Afourth-generation Napa Valley craftsman, Philip Beltrami doesn’t just make wooden furniture, he uncovers history.

Part expert woodworker and part historian, over the years he has shifted away from construction to focus on crafting tables, chests and other furniture pieces that are beautiful to look at while they also reveal layers of stories contained within the reclaimed wood itself.

Like a true magician, Beltrami reanimates old wine barrels, ancient wooden wine tanks and discarded planks from barns and demolished structures from some of the region’s first wineries. Look closely at any of his pieces and you will see intricate wood-grain patterns from trees cut down long ago, maybe a retained handdrilled dowel or two, perhaps the red stain from an ancient wine or barrel end cuts that look saw-tooth jagged, even a few bungholes from where an enormous corked plugged an ancient wine barrel from years past.

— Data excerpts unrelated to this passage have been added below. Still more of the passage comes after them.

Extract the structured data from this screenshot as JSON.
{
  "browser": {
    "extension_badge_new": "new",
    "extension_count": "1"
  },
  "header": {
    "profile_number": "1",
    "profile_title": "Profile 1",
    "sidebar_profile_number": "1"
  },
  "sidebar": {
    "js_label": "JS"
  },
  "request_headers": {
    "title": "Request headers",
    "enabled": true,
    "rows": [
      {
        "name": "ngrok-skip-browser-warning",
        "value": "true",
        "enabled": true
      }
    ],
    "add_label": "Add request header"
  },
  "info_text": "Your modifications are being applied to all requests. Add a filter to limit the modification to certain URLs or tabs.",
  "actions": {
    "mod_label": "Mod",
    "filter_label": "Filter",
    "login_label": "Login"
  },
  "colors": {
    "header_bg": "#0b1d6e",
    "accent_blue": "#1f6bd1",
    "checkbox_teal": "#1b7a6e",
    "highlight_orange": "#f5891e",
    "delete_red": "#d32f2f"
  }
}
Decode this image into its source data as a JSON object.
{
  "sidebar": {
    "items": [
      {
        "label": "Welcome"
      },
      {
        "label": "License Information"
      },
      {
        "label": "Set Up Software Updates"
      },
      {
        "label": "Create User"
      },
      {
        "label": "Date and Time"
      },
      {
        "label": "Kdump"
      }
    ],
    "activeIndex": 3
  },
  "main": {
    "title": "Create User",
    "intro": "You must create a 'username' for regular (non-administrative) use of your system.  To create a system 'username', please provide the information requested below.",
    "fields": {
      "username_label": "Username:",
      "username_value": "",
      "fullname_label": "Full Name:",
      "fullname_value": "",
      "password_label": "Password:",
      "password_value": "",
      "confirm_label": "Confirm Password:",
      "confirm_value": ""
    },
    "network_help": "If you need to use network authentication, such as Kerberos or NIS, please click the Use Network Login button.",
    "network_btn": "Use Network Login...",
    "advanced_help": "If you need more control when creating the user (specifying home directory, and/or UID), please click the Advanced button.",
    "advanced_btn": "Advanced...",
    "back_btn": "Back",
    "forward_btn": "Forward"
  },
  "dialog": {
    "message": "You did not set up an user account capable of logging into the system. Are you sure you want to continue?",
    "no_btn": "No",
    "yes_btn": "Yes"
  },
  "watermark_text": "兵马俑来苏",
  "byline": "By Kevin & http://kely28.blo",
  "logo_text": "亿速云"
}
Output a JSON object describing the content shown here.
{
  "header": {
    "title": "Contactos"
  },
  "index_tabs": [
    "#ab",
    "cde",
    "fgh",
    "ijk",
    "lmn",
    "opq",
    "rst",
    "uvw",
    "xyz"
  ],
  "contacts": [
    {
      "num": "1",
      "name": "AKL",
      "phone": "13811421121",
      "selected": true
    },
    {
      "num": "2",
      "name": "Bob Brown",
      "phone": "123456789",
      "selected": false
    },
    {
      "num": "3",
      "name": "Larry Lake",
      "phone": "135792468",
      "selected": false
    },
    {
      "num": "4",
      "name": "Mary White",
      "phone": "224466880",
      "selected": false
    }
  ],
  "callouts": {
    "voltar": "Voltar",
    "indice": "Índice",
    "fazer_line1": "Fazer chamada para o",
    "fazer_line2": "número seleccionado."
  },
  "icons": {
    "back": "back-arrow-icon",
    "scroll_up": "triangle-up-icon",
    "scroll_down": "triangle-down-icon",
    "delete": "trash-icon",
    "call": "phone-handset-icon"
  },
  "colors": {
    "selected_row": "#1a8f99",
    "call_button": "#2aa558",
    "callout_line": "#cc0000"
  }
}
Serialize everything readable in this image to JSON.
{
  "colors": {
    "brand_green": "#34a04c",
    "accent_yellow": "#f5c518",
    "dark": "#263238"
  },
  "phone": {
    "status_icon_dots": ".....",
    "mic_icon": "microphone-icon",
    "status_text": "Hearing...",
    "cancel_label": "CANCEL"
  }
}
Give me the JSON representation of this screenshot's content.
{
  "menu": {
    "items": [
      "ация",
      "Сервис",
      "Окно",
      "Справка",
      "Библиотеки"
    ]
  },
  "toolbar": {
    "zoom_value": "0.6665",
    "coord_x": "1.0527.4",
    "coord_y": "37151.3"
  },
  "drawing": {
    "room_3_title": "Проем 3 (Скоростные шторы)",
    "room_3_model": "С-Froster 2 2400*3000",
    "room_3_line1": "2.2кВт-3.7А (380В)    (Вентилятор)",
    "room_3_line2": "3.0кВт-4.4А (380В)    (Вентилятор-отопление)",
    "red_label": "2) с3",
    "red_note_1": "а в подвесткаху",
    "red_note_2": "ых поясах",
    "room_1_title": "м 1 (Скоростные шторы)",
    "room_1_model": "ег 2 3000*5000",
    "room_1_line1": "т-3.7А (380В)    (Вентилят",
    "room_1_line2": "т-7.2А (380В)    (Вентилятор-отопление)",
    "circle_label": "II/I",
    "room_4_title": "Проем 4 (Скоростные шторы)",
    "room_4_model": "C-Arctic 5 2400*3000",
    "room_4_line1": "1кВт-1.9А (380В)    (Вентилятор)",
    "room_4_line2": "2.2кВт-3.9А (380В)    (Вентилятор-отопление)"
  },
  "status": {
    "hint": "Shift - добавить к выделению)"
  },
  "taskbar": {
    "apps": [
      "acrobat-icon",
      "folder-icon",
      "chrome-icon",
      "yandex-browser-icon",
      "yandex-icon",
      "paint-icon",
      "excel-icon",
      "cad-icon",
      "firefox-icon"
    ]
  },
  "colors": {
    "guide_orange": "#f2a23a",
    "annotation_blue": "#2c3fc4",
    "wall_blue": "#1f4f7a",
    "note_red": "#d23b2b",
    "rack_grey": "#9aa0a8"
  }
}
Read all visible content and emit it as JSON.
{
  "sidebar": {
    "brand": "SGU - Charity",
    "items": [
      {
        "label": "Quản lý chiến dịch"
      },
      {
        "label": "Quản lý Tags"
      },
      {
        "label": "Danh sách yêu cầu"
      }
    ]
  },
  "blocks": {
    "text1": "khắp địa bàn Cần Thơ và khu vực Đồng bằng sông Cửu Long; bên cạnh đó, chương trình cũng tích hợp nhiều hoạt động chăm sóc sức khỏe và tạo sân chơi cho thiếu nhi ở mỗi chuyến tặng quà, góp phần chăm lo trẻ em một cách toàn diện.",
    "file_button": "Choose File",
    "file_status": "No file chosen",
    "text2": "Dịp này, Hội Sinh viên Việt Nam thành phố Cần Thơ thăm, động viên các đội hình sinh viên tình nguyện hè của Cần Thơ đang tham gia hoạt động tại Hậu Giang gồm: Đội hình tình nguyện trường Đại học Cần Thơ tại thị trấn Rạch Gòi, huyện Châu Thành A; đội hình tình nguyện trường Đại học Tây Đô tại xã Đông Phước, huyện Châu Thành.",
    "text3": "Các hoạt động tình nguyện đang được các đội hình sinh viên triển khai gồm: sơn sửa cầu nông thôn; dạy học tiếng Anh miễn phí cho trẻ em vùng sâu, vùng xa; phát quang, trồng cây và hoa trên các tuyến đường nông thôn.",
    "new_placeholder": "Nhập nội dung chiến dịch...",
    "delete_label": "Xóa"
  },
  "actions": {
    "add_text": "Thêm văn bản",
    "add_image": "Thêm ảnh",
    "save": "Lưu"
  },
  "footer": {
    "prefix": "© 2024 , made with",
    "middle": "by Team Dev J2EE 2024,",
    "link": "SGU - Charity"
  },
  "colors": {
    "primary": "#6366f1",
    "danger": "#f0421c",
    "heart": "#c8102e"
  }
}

Beltrami’s furniture pieces are works of art. They are built by a man with deep roots to the region, often using tools left to him by old timers after they

passed away. Each piece is a reflection of nature’s grandeur, his love of craft and a deep reverence for history and effort, as if giving a respectful nod to those longpast trees and also to the men and woman who have made the valley what it is today.

GIVING VOICE TO THE PAST

“Growing up, I learned how to listen,” he said. “When I listened closely I learned how to work with my hands and how to build.”

We sat in his workshop — an old converted garage at his home in St. Helena. Every shelf and surface was replete with tools that looked as if they might have time-traveled from a blacksmith’s shop from centuries earlier. It’s a slow, peaceful place, one where you might notice something surprising within something long forgotten.

“I was taught to respect not only the material but also all the skill and many hours of work that were needed to create something of use,” he said. “When I build anything I feel like I am giving voice to that past. To me, the remembering and sharing of memories is a big part of each piece I make.”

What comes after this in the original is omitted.